The profitability of Hoya Corporation's eyeglass lens business declined in the fourth quarter of its latest financial year, ended on March 31. The management attributed this to price pressure in the market due to the acquisition of smaller chains by larger chains as well as the partial success of certain investments.
Hoya's chief executive, Hiroshi Suzuki, told investors that the company wants to generate better internal efficiencies in this sector, targeting a profit ratio of 18 percent. In the latest quarter, the pre-tax profit margin of Hoya's Life Care segment, which comprises eyeglass lenses and many other products, declined to 14.7 percent from 16.9 percent in the same quarter a year ago. The operating profit dropped to 15.7 percent from 17.4 percent.
In terms of local currencies, Hoya's sales of eyeglass lenses grew by between one and two percent in Europe, in line with the local market, the management said. They rose at double-digit rates in the Americas and Asia for different reasons. Sales in the Americas were positively affected by the acquisition of 3M's prescription protective eyewear business. Hoya's takeover of Performance Optics has not yet been concluded, pending approval by regulatory authorities, but even without the impact of acquisitions, sales in the Americas were up by between 6 and 7 percent in the latest quarter, and the management expects the positive trend to continue.
A sales increase of between 12 and 13 percent in Asia was mainly due to poor performance in the year-ago quarter. Sales in Japan fell by 3 percent, due to a contraction of the domestic eyeglass market, reducing Hoya's overall growth in eyeglass lenses to nearly 5 percent on a constant-currency basis.
The total revenues of Hoya's Life Care segment rose by 3.5 percent to 83.8 billion yen (€659.1m-$745.6m) in the quarter. However, the segment's pre-tax profit declined by 9.7 percent to ¥12.3 billion (€96.7m-$109.4m) because of the factors mentioned by Suzuki as well as acquisition and start-up costs, plus expenses made in advance to secure higher growth rates in the future.

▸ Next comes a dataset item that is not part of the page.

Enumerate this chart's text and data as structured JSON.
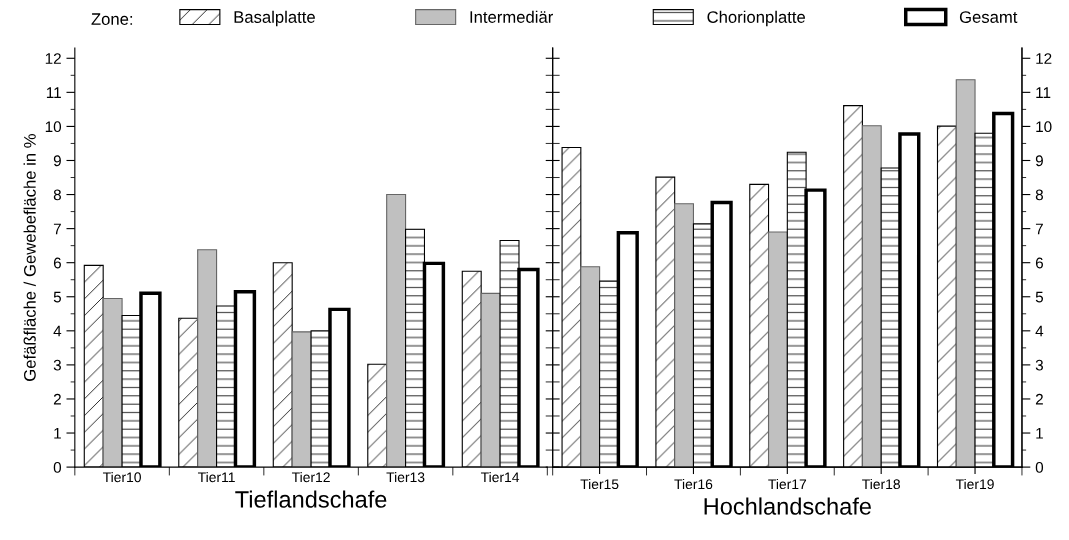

The quarterly sales results were affected by changes in foreign exchange rates, including a 6.1 percent increase in the value of the yen against the euro, particularly in the narrower healthcare sector, where a large part of the revenues come from Europe.
In constant currencies, Life Care revenues were up by 6.1 percent and segment profits declined by 8 percent. Hoya's sales of healthcare-related products – including eyeglass lenses, contact lenses, endoscopes and intraocular devices – were up by only 2.9 percent to ¥62.4 billion (€490.8m-$555.2m) on a reported basis, but they would have increased by 5 percent if currency exchange rates had remained the same.
Hoya's sales of contact lenses, which are still largely confined to the Japanese market, rose by nearly 5 percent in the quarter, thanks in part to the opening of new Eyecity stores. The management noted that some of the new stores cannibalized those of existing locations to a larger extent than it had expected.
Sales of intraocular lenses jumped by 15 percent in local currencies. The growth would have been higher if Hoya had not faced capacity constraints, which should be resolved after new plants go into operation between the months of July and August.
The entire turnover of the group increased by 3.8 percent to ¥126.3 billion (€993.3m-$1,123.7m) during the quarter. Pre-tax earnings rose by 5.4 percent to ¥24.4 billion (€191.9m-$217.1m), while the net income grew by 2.6 percent to almost ¥19 billion (€149.6m-$169.1m). On a constant-currency basis, the group's total revenues rose by 6.2 percent in the quarter, with eyeglasses and contact lenses rising at mid-single-digit rates, but pre-tax earnings were nearly unaffected.
For the full financial year ended on March 31, Hoya reported a sales decline in yen of 5.3 percent to ¥478.9 billion (€3.77bn-$4.26bn) and a drop in net earnings of 6.9 percent to ¥86.8 billion (€683.1m-$772.7m). The operating margin of the group declined to 23.1 percent from 23.6 percent in the previous year.
The Life Care segment's revenues declined by 2.6 percent to ¥314.4 billion (€2.47bn-$2.80bn) for the full year, and they generated an operating margin of 18.0 percent, down from 18.3 percent in the prior year.